Ruas planejadas, quase toda a área formando um xadrez equilibrado. O perímetro é atravessado por uma avenida central, mais alargada, que divide e orienta os passantes em seus percursos. Conforme dela nos afastamos, encontramos vielas estreitas, apenas aparentemente menos relevantes no cenário local. Sim, pois entre elas, quem poderia dizer, corre-se o risco de esbarrar, de súbito, com figuras verdadeiramente ilustres, amadas ou odiadas, quiçá internacionalmente famosas.


Um local tão reconhecidamente turístico só poderia mesmo ter um histórico de acolhida de pessoas importantes. Mas anônimos também são vistos ali, embora não escondam suas origens, o mais das vezes, abastadas. E são justamente os encontros, mais que a de fruição da arte e a infinitude de monumentos amontoados e esculpidos, que dão vazão às marchas e vaivéns locais.


Apesar dos fluxos intensos que recebe todos os dias, um fato curioso ocorre, vez por outra, durante a visita: perdidos entre tantas ruelas, sem saber ao certo para onde ir e o que observar, eis que nos encontramos sozinhos, tomados por um silêncio que segundos antes não existia, como se todos os visitantes, repentinamente, tivessem decidido deixar o lugar. Cruzes! A súbita solidão faz apertar os passos, e não demora até que encontremos alma viva. Respiramos, mas não muito profundo. A densidade do ar só permite encher metade dos pulmões.


Em contraste com os vazios perturbadores, deparamo-nos frequentemente com as multidões reunidas. As hordas turísticas, aqui reverenciosas e estranhamente sossegadas, fazem-se acompanhar de guias especializados. Sempre as odiamos, porém, por vezes, juntamo-nos a elas e aumentamos suas almas-grupo. Anônimos, na face amorfa das massas, perseguimos, como quase todos, alguma nova revelação, uma história que traga à superfície as profundezas dos monumentos e construções, nem todos tão elegantes assim. Onde há tanto ecletismo, o gosto pode confundir-se com mau gosto. Com belas ou menores obras, há que se homenagear esses artistas por terem deixado mais que as impressões de seus espíritos em seus trabalhos. Deixaram também suas homenagens e respeitos àqueles que vão eternamente ao lugar.
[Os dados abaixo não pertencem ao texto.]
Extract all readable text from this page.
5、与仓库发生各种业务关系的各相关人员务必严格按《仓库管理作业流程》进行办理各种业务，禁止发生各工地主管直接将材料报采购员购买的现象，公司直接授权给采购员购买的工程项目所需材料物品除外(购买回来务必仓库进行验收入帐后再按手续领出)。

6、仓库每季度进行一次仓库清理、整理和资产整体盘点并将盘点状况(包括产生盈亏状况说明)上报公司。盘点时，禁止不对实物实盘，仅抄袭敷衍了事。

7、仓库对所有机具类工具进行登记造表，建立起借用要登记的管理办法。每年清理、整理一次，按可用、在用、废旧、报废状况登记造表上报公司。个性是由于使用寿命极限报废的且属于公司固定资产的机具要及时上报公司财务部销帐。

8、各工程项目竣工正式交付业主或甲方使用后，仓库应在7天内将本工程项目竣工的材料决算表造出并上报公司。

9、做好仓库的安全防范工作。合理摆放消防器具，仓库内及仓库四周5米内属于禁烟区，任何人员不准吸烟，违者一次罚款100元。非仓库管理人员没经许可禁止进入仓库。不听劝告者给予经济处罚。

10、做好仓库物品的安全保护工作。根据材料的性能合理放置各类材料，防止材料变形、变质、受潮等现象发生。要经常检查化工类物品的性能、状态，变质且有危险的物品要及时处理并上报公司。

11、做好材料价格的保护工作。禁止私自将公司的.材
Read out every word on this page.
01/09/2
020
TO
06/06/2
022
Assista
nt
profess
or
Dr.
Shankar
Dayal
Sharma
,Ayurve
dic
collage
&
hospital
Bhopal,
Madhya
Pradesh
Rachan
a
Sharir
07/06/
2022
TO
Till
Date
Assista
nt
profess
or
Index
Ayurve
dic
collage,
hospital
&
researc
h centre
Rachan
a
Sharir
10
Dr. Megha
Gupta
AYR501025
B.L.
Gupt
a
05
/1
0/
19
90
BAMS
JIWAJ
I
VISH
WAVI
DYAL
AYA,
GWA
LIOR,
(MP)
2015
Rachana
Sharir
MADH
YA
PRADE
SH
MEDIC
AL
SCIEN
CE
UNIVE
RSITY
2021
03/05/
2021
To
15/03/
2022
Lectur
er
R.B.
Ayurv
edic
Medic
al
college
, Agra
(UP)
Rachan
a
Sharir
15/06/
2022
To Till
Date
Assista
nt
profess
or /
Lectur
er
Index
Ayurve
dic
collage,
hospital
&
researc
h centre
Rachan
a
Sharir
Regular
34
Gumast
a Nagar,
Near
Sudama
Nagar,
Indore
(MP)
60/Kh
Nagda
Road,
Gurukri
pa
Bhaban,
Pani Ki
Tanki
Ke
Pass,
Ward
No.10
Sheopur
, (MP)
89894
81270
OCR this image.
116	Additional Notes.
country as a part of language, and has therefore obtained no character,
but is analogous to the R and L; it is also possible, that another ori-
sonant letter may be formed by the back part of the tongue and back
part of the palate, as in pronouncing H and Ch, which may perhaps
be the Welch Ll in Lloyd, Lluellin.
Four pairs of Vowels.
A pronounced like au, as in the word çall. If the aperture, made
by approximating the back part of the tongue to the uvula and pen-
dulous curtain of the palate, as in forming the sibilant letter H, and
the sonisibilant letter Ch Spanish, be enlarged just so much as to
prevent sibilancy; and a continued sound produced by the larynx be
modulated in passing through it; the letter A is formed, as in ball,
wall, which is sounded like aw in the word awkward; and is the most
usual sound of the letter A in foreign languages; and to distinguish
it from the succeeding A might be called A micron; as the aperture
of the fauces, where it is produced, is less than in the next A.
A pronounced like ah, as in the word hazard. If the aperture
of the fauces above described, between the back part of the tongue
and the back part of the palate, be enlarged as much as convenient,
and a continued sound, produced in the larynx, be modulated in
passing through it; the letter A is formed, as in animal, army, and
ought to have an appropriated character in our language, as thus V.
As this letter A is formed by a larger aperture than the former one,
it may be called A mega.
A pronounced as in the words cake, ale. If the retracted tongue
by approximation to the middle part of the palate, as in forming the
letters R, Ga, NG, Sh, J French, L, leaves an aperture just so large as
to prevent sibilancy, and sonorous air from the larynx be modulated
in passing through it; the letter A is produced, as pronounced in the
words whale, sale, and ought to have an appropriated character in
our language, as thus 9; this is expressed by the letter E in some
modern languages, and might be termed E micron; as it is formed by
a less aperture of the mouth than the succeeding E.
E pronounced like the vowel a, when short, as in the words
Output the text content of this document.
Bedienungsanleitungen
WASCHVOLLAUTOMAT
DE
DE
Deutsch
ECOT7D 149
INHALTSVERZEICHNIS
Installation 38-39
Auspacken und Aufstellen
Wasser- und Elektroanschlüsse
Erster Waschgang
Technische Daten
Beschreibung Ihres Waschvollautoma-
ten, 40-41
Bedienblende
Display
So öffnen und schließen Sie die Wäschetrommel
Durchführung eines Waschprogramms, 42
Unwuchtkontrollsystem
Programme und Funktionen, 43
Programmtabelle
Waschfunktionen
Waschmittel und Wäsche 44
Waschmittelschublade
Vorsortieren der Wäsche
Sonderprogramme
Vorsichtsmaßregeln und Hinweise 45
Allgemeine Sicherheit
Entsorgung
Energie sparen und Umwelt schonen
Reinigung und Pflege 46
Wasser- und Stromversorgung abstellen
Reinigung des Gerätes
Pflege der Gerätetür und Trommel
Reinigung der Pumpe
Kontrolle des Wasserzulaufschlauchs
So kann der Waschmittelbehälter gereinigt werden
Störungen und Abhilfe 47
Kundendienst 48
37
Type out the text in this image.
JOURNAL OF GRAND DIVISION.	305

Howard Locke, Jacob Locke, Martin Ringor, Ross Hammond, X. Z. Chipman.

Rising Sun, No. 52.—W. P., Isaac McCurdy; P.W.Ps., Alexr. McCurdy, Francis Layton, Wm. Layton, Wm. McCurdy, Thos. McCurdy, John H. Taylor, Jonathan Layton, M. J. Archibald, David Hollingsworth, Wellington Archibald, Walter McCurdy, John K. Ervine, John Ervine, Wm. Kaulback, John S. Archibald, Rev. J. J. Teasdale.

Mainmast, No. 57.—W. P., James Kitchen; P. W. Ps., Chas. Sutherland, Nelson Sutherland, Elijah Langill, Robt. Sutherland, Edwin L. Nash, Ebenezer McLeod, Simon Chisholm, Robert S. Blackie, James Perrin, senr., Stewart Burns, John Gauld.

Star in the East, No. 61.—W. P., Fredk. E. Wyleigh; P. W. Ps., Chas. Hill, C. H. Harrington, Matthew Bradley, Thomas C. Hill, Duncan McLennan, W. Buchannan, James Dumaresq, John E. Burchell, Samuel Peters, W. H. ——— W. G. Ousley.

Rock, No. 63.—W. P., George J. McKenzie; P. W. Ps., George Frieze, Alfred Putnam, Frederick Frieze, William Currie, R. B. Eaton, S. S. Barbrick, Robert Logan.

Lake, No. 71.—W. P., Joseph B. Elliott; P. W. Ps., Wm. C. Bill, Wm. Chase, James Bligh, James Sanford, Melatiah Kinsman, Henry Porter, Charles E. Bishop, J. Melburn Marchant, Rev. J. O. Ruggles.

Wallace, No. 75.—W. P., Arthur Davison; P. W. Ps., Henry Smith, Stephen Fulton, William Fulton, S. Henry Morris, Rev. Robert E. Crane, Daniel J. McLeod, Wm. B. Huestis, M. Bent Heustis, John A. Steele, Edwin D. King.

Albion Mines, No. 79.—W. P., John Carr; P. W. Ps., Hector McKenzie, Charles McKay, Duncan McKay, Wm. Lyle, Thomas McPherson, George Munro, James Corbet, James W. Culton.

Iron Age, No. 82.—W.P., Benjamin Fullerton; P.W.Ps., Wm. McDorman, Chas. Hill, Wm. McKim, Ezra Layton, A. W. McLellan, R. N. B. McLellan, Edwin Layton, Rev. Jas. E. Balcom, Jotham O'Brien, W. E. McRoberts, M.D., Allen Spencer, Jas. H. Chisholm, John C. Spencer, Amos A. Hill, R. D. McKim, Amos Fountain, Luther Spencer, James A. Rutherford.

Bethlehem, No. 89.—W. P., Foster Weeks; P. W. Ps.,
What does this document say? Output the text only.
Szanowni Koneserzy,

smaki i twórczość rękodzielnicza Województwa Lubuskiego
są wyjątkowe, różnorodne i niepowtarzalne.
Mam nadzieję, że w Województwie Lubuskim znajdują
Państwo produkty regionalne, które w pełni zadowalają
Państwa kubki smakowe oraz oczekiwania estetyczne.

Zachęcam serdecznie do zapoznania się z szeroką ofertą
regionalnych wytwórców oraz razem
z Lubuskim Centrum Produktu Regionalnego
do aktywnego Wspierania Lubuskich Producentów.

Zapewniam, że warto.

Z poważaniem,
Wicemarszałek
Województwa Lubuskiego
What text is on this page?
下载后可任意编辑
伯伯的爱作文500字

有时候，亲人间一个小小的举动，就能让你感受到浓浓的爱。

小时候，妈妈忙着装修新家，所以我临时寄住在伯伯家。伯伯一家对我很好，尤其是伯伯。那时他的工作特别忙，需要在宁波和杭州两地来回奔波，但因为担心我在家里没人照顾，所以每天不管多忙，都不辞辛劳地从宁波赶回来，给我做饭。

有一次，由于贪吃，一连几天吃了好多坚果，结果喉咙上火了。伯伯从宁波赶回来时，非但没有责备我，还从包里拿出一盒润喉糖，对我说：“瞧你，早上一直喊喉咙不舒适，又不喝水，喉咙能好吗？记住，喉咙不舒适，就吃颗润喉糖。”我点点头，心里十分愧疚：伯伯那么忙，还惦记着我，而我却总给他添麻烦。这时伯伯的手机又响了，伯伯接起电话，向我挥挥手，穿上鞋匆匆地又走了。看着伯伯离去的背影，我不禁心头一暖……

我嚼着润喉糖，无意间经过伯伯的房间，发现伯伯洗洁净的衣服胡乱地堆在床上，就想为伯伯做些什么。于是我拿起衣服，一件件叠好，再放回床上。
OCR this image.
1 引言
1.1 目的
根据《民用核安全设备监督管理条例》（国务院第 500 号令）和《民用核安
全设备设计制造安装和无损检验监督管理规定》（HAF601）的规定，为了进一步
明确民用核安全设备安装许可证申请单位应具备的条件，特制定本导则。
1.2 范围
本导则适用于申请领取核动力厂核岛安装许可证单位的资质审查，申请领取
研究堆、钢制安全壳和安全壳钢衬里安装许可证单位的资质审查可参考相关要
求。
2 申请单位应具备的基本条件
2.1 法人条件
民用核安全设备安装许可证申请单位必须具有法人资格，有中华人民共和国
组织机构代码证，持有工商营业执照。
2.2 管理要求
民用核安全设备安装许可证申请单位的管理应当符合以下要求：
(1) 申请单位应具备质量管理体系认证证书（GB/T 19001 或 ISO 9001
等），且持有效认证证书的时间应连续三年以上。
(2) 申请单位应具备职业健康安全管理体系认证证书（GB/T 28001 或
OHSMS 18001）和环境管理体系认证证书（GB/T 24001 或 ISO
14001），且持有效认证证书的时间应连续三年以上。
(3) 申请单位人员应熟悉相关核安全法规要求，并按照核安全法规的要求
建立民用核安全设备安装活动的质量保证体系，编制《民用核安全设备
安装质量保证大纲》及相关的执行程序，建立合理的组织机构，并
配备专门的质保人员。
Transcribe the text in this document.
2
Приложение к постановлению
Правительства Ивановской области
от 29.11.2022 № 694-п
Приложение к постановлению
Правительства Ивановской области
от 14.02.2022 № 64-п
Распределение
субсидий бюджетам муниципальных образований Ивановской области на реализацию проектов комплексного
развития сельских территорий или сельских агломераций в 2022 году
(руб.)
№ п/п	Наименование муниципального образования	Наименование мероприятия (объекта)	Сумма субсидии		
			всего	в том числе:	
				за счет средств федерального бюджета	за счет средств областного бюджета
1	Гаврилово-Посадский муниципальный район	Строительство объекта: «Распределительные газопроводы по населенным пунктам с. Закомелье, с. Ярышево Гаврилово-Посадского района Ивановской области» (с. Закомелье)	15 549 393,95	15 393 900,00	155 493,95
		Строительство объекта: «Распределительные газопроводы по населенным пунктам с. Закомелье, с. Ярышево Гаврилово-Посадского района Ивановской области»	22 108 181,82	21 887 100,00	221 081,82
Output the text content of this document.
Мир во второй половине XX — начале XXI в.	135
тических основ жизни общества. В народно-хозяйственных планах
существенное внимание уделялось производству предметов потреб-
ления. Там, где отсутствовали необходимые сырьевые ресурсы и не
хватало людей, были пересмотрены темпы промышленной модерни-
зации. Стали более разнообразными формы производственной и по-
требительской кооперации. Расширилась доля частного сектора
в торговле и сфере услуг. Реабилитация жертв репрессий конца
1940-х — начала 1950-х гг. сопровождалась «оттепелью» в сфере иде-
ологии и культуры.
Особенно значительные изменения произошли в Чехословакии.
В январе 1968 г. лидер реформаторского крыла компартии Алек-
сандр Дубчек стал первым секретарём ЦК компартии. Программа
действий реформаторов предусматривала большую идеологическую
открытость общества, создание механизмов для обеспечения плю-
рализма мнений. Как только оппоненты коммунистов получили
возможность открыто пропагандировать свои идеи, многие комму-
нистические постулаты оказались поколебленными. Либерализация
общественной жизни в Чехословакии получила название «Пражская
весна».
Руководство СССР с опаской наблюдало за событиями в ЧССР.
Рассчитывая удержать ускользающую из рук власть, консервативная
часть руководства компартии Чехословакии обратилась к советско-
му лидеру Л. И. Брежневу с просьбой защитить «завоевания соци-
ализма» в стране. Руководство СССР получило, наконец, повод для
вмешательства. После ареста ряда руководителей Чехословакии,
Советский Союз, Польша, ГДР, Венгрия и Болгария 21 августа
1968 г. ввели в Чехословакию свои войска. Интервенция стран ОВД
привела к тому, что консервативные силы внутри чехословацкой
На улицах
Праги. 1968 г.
Atmosferas carregadas pelos odores do passado, onde monumentos dão rasto das histórias que ali jazem, em locais como esses sentimos a pesada mão do tempo tocar nossos ombros. Viajantes, em busca de recordações, convertem um tal lugar de memória em lugar de viagem, lugar de estada em lugar de passagem. Não há suvenires. Deixa-se flores, mão não se leva um punhado de terra. É o próprio lugar que traz a promessa de fazer lembrar.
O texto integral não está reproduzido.